Published for www.time.com, March 28, 2012

Penn: Overturning the healthcare law would be a drastic curtailing of Congressional power that will set off a political firestorm that won’t be good for the Court or the body politic.

The Court would in essence be saying that universal healthcare will either have to be provided to everyone at no charge or that requiring people to pony up for healthcare they need will require a constitutional amendment, just as the income tax needed one back in 1913.

Faith in government institutions is already at a record low. Just last fall Gallup reported that 81% of Americans expressed “historic negativity” towards the U.S. government.
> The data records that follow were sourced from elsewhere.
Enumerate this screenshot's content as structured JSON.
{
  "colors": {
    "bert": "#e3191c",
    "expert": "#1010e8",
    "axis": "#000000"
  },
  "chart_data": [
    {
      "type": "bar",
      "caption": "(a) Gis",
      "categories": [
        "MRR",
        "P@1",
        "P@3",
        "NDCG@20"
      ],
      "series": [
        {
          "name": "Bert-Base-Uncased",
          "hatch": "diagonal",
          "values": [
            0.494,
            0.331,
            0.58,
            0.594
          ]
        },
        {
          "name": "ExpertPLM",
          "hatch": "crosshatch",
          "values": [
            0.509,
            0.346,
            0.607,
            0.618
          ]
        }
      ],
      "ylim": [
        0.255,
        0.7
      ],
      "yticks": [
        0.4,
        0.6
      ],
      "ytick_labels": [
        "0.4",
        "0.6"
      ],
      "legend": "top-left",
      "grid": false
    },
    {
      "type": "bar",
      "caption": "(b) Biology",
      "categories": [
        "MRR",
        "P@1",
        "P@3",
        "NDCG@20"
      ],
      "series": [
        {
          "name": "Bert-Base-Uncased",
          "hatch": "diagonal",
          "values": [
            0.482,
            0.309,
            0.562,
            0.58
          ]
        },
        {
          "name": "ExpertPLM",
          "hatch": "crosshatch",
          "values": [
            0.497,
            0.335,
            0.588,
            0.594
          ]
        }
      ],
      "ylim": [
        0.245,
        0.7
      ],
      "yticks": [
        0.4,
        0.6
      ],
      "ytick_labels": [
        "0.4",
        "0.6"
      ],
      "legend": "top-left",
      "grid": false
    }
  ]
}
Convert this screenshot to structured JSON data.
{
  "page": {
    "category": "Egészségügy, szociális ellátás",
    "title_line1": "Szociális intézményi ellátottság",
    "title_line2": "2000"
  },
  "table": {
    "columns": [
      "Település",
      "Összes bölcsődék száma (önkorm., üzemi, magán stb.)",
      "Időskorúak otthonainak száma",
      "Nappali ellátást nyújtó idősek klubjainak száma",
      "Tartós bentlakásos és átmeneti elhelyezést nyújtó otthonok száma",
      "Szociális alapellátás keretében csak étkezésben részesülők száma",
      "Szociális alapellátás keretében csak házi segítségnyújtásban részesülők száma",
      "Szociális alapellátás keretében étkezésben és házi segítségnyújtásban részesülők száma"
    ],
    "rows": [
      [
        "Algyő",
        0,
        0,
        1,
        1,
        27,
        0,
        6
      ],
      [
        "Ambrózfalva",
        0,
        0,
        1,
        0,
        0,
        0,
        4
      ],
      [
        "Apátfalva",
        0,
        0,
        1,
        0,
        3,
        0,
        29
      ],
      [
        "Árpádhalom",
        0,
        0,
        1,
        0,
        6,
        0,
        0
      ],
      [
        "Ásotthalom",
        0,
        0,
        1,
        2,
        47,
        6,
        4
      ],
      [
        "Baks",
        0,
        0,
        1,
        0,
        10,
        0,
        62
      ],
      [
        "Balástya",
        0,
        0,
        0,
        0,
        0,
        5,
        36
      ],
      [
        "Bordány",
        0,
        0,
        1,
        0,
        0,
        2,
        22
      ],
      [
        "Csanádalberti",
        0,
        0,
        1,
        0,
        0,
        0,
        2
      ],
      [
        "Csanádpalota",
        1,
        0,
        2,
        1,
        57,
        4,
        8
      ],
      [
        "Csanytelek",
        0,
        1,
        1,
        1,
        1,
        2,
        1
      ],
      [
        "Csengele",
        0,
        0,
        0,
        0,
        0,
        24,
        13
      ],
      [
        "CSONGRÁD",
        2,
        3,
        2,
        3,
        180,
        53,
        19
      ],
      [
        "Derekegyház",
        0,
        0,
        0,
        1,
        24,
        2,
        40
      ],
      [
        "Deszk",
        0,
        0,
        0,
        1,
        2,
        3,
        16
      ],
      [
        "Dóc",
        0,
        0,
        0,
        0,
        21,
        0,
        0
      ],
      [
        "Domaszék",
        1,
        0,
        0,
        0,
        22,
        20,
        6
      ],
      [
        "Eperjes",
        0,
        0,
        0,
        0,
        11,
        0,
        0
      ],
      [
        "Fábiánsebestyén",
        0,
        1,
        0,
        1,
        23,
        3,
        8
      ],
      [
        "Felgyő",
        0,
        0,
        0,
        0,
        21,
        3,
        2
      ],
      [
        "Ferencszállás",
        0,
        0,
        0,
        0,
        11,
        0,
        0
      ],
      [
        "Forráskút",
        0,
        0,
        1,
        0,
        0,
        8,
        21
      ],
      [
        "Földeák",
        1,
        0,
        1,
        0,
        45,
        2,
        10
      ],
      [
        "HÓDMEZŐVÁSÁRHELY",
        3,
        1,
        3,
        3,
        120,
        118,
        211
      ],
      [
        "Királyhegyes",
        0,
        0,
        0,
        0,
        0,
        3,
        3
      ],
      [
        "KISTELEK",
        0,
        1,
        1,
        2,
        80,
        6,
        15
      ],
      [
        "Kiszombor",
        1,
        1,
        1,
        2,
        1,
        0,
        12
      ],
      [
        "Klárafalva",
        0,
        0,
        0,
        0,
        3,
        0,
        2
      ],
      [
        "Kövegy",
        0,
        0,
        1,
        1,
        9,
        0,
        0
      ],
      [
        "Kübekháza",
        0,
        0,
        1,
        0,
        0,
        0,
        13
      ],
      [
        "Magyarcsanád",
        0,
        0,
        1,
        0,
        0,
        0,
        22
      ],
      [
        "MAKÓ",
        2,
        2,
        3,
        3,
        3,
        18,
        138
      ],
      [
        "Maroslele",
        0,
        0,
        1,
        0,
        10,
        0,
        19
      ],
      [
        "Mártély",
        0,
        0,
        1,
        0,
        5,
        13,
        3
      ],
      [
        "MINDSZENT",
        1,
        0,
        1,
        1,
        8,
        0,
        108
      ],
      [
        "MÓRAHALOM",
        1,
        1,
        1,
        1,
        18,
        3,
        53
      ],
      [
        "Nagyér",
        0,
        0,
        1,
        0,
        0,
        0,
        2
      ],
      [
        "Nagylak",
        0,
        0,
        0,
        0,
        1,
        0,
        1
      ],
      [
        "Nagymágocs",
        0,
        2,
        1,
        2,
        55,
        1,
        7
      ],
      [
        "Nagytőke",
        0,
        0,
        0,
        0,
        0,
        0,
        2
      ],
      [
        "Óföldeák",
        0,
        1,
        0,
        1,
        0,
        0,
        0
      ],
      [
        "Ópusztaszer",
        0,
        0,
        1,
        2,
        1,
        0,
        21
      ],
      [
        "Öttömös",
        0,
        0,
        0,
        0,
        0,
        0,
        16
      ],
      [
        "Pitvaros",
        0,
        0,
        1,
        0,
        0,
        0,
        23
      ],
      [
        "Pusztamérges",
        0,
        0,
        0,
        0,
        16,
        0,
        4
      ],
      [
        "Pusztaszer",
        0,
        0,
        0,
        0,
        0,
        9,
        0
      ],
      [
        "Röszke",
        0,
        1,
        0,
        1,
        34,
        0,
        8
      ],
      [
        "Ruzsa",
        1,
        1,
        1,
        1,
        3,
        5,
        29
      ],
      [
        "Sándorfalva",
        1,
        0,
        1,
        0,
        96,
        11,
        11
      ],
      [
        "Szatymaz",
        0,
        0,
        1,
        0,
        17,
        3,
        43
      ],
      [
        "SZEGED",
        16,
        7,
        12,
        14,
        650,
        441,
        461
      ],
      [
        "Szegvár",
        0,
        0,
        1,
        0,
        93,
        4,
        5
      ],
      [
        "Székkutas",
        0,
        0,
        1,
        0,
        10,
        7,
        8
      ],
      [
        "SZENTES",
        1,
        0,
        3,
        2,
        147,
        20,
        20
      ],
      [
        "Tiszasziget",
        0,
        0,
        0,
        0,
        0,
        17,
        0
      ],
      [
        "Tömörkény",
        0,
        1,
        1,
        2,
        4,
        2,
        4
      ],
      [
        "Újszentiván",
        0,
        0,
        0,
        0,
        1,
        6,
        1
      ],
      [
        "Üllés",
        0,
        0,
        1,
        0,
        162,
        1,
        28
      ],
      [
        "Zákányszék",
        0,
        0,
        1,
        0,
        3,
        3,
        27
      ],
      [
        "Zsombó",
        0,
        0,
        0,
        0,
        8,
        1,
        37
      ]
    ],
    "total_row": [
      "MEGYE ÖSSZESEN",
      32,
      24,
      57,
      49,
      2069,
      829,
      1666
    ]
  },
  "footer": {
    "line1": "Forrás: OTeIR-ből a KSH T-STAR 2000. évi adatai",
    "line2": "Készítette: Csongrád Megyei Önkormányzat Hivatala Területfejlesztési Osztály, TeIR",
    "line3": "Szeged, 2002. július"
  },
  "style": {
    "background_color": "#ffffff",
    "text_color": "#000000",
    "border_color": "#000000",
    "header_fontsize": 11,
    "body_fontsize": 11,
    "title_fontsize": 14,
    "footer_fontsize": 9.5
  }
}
Yesterday a Bloomberg News poll showed that 75% percent of Americans believe that the Justices’ health care vote will be influenced by their personal politics.

Although this healthcare plan is not popular in recent national polls (47% against in the New York Times/ CBS poll; 42% against in the Washington Post/ ABC poll) such a ruling would put a fork in the ability for Congress to legislate universal healthcare. It would disillusion people even further – Congress doesn’t act much now and when it does it gets overturned. This would be the triple play of gridlock – from the President to Congress to the Court, nothing gets done.

If this suit against the Patient Protection and Affordable Care Act is successful, then perhaps people would want to re-open the requirements for wearing seatbelts or banning kids from sitting in the front seat under age 12. Maybe the mileage standards would have to be rolled back or the EPA standards we have come to rely upon to protect our air. Perhaps we need to reconsider Social Security under similar grounds. Advocates of more states’ rights would use the decision to re-open the debate of the general power and authority of the federal government.